The tutorial below assumes that you are already familiar with supervised classification using linear models.

The starting point that one will usually have with classification is access to a collection of labeled examples in some native format, and this data needs to be read in and turned into features. A typical process is to have code that transforms the data into an indexed format that can be fed directly into a system for learning the parameters of the model. With Nak, you can define a pipeline that directly transforms the data from raw format into features and then into indexed features for training.

I'll flesh this out in more detail later, but for now, there are two example classification objects with lots of helpful comments:

Here's a quick bit of explanation on how a trained classifier is used to analyze new test instances. Look at the 20 news groups example code.

Notice the line that says:

val comparisons = for (ex <- fromLabeledDirs(evalDir).toList) yield
      (ex.label, maxLabelNews(classifier.evalRaw(ex.features)), ex.features)

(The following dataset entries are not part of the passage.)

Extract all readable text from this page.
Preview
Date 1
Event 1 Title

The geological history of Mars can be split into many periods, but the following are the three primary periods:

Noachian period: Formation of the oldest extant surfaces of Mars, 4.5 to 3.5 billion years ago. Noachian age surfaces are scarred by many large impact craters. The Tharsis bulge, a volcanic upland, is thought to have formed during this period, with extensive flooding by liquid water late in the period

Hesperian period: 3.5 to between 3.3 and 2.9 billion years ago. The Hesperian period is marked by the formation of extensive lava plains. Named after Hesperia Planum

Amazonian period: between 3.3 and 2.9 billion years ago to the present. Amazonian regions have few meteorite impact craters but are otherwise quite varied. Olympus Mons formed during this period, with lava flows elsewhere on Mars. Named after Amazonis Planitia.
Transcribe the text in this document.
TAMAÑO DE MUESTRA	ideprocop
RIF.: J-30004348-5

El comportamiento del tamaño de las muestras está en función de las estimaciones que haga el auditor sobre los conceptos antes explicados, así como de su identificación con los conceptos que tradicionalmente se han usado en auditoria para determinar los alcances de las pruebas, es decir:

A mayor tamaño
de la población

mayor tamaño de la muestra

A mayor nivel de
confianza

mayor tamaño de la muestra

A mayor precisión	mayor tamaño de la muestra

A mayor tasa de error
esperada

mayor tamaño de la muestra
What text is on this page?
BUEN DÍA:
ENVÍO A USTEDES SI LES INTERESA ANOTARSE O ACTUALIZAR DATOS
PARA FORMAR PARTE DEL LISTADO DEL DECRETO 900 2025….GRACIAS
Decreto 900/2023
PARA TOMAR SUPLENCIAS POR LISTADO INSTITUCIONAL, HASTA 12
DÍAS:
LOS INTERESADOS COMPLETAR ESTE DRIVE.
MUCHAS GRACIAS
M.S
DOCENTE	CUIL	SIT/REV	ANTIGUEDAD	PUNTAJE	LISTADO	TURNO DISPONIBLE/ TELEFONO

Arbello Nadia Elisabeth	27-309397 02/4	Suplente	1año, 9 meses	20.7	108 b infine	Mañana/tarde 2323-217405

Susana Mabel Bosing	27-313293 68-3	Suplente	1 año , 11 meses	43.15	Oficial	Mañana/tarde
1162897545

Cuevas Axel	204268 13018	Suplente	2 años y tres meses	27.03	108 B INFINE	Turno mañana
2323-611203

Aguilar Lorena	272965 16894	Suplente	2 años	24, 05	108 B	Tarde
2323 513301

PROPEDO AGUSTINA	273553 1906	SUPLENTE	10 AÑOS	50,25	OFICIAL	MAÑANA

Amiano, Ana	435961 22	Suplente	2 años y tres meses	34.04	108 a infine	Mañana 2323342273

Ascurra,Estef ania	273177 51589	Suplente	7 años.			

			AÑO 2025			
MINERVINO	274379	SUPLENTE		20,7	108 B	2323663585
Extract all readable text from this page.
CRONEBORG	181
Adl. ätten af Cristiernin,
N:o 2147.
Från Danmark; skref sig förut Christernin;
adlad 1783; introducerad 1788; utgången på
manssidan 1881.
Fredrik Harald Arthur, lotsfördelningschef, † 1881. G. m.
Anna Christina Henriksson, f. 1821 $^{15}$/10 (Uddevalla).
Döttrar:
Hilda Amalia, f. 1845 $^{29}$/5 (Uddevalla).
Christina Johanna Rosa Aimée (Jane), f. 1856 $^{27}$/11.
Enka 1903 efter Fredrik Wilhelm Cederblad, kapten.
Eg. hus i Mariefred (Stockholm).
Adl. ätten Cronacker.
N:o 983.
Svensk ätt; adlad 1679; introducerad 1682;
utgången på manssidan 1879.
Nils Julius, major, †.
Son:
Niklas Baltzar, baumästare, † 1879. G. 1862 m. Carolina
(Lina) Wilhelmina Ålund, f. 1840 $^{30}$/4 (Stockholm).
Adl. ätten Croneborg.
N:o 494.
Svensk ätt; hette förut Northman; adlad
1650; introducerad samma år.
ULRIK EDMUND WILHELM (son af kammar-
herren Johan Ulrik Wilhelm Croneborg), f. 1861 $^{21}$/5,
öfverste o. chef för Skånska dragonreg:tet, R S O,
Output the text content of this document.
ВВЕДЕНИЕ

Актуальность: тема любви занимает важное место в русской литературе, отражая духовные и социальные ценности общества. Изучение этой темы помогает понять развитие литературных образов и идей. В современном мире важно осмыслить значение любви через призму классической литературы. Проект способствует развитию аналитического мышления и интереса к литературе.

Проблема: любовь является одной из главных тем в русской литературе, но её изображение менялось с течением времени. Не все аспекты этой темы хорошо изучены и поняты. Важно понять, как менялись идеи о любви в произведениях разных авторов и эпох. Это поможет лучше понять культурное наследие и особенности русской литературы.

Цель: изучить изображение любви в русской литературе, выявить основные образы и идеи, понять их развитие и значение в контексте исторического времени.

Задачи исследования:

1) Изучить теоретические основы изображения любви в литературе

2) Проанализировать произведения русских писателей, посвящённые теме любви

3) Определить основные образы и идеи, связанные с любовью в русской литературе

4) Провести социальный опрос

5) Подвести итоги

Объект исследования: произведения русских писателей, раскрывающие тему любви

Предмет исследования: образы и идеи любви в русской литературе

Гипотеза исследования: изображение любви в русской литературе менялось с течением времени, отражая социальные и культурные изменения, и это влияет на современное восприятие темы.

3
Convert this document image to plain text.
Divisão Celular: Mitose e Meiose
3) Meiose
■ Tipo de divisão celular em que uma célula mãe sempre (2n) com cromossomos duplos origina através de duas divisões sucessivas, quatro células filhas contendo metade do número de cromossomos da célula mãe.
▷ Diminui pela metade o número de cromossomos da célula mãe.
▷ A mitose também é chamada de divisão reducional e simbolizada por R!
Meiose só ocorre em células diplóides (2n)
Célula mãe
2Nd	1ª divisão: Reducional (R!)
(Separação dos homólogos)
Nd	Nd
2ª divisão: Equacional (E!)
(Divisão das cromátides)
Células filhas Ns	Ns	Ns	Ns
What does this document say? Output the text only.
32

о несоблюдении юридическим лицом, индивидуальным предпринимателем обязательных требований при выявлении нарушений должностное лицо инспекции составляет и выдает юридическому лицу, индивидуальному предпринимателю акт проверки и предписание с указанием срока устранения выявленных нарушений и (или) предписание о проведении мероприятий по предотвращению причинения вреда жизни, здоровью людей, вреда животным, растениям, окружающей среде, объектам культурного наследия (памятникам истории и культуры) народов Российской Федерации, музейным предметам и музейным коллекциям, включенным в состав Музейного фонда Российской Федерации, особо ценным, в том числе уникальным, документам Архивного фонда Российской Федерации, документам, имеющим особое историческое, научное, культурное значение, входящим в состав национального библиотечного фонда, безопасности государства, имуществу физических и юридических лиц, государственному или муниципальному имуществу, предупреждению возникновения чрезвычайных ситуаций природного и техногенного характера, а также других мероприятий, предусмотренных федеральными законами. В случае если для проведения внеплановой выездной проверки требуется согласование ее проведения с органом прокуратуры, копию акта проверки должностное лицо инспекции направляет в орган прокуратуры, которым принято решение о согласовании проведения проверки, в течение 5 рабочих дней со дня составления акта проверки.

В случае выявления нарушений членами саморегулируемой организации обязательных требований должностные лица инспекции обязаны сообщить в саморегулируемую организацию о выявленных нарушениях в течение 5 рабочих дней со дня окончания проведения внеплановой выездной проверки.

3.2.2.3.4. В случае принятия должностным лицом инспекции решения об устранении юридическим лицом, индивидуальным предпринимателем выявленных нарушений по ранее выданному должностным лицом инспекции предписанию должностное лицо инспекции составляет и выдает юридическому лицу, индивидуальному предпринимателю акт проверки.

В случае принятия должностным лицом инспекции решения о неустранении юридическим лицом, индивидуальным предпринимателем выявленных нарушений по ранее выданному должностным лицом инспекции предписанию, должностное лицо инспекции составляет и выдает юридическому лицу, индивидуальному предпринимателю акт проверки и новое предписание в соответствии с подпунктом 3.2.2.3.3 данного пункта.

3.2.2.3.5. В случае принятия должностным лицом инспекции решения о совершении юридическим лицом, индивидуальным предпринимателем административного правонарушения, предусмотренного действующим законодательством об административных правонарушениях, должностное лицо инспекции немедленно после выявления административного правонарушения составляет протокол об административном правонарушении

The part that outputs the label distribution is classifier.evalRaw(ex.features), where ex.features is just the raw text of a document (or instance as you have defined it). And then the best label is pulled out with the maxLabelNews function. There is a bit of indirection there, so some explanation would probably help. There is a function NakContext.maxLabel that when given a set of labels and a set of scores for each label, picks out the best label. It is a curried function, so we can supply the labels for this classifier to maxLabel to make the new function maxLabelNews:

val maxLabelNews = maxLabel(classifier.labels) _

This function is ready to give the best label for any output from the classifier, thus the bit that says maxLabelNews(classifier.evalRaw(ex.features)) extracts the best label.